Posted on: Sunday, October 3, 2004

Cheers, tears as crowd bids farewell

 •  'Go For Broke' battalion swells with pride as it readies for war

By Karen Blakeman
Advertiser Staff Writer

Nearly 15,000 teary-eyed fans at Aloha Stadium rose to their feet yesterday and cheered for Hawai'i's citizen soldiers — men and women who will leave the state this week to complete their training for deployment to Iraq.

Frank Alensonorin Jr. yesterday held up a Hawaiian flag at Aloha Stadium as a deployment ceremony for the 29th Separate Infantry Brigade got under way before the Hawai'i-Tulsa football game. Up to 2,500 soldiers took part in the sendoff along with their families.

Eugene Tanner • The Honolulu Advertiser

The fans were the soldiers' parents, spouses, children, neighbors and friends. Some carried banners or flags. Many yelled themselves hoarse, eyes reddened with tears as they screamed the names of their loved ones.

"I'm here for my brother, Justin," said Joshua Lui as he pointed toward the 2,500 soldiers of the 29th Separate Infantry Brigade, members of the Hawai'i Army National Guard and Reserves, who were lined up in a formation that stretched across the football field.

"He's the littlest one down there," he said. "On the end."

Justin leaves Thursday for Fort Bliss, Texas, Lui said, where he will meet up with other members of the team for up to six months of combat training. From Texas, the troops will deploy to Iraq.

"This is the first time he's really been away from home," Lui said, "except for basic (training)."

Family and friends of John M. Perry III, of the 29th Separate Infantry Brigade, were among those at the Aloha Stadium deployment ceremony.

Eugene Tanner • The Honolulu Advertiser

Maj. Gen. Robert G.F. Lee, Adjutant General for Hawai'i, said Fort Bliss "wouldn't be blissful. It's desert," he said. "Windy, dry; the same environment they'll face in Iraq — except the Texans are friendly."

On the field, Gov. Linda Lingle promised the soldiers she would do everything she could for their families while they were gone.

"You have my personal commitment," the governor said.

Margaret Tatum stood behind her mother's wheelchair in the stands, watching her former co-workers prepare to leave.

Tatum retired recently from the Guard, after her mother, Margaret Tamala, became ill with cancer. She said it was difficult to watch her former colleagues go.

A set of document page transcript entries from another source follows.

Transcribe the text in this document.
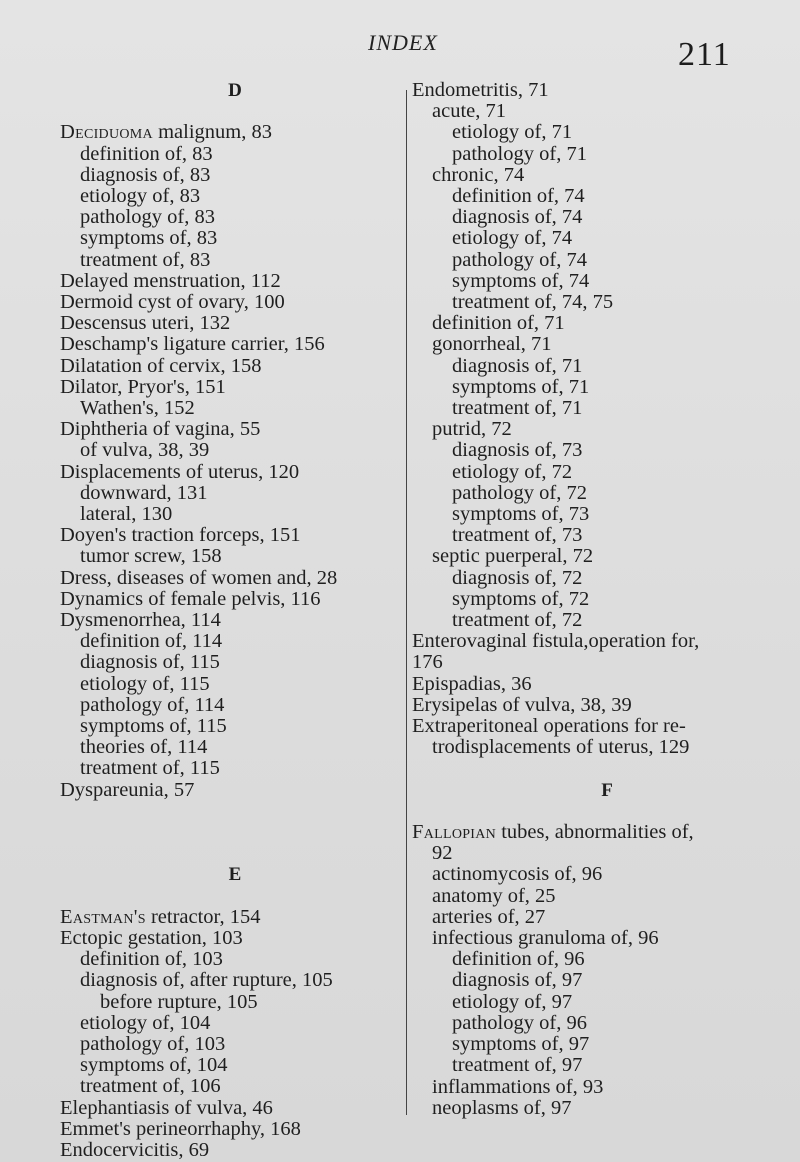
INDEX	211
D
Deciduoma malignum, 83
definition of, 83
diagnosis of, 83
etiology of, 83
pathology of, 83
symptoms of, 83
treatment of, 83
Delayed menstruation, 112
Dermoid cyst of ovary, 100
Descensus uteri, 132
Deschamp's ligature carrier, 156
Dilatation of cervix, 158
Dilator, Pryor's, 151
Wathen's, 152
Diphtheria of vagina, 55
of vulva, 38, 39
Displacements of uterus, 120
downward, 131
lateral, 130
Doyen's traction forceps, 151
tumor screw, 158
Dress, diseases of women and, 28
Dynamics of female pelvis, 116
Dysmenorrhea, 114
definition of, 114
diagnosis of, 115
etiology of, 115
pathology of, 114
symptoms of, 115
theories of, 114
treatment of, 115
Dyspareunia, 57
E
Eastman's retractor, 154
Ectopic gestation, 103
definition of, 103
diagnosis of, after rupture, 105
before rupture, 105
etiology of, 104
pathology of, 103
symptoms of, 104
treatment of, 106
Elephantiasis of vulva, 46
Emmet's perineorrhaphy, 168
Endocervicitis, 69
Endometritis, 71
acute, 71
etiology of, 71
pathology of, 71
chronic, 74
definition of, 74
diagnosis of, 74
etiology of, 74
pathology of, 74
symptoms of, 74
treatment of, 74, 75
definition of, 71
gonorrheal, 71
diagnosis of, 71
symptoms of, 71
treatment of, 71
putrid, 72
diagnosis of, 73
etiology of, 72
pathology of, 72
symptoms of, 73
treatment of, 73
septic puerperal, 72
diagnosis of, 72
symptoms of, 72
treatment of, 72
Enterovaginal fistula,operation for,
176
Epispadias, 36
Erysipelas of vulva, 38, 39
Extraperitoneal operations for re-
trodisplacements of uterus, 129
F
Fallopian tubes, abnormalities of,
92
actinomycosis of, 96
anatomy of, 25
arteries of, 27
infectious granuloma of, 96
definition of, 96
diagnosis of, 97
etiology of, 97
pathology of, 96
symptoms of, 97
treatment of, 97
inflammations of, 93
neoplasms of, 97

"She'd like to be with right with them," her mother said.

"They'll be OK," Tatum said. "They're well trained."

"I'm here to support my husband," said Grace Peralta, wife of Michael Peralta of the 100th Infantry Battalion, a Hawai'i-based Army Reserve unit deploying with the 29th. "He's leaving tomorrow. We don't have much time."

Ray and Jean Sakai went to the ceremony to support the soldiers who will serve with their son, Brian, who wasn't on the field.

"He left already," Jean Sakai said. Part of the advance team, he'd flown out earlier in the day, she said.

She'd given him Spam musubi to take along.

"I didn't know whether they'd feed them," she said, before covering her face with her hands and turning away for a moment.

"I'm going to miss him," she said when she recovered. "I want him to know we love him, and that he should keep himself in good health and stay strong."

State officials, the University of Hawai'i athletics department and a number of corporate sponsors organized the send-off before last night's UH-Tulsa football game. Many of the soldiers and their families remained to watch the game.

The soldiers are part of the largest movement of Hawai'i-based troops since the Vietnam War.

About 10,000 soldiers from the Army's 25th Infantry Division based at Schofield Barracks are already in Iraq and Afghanistan.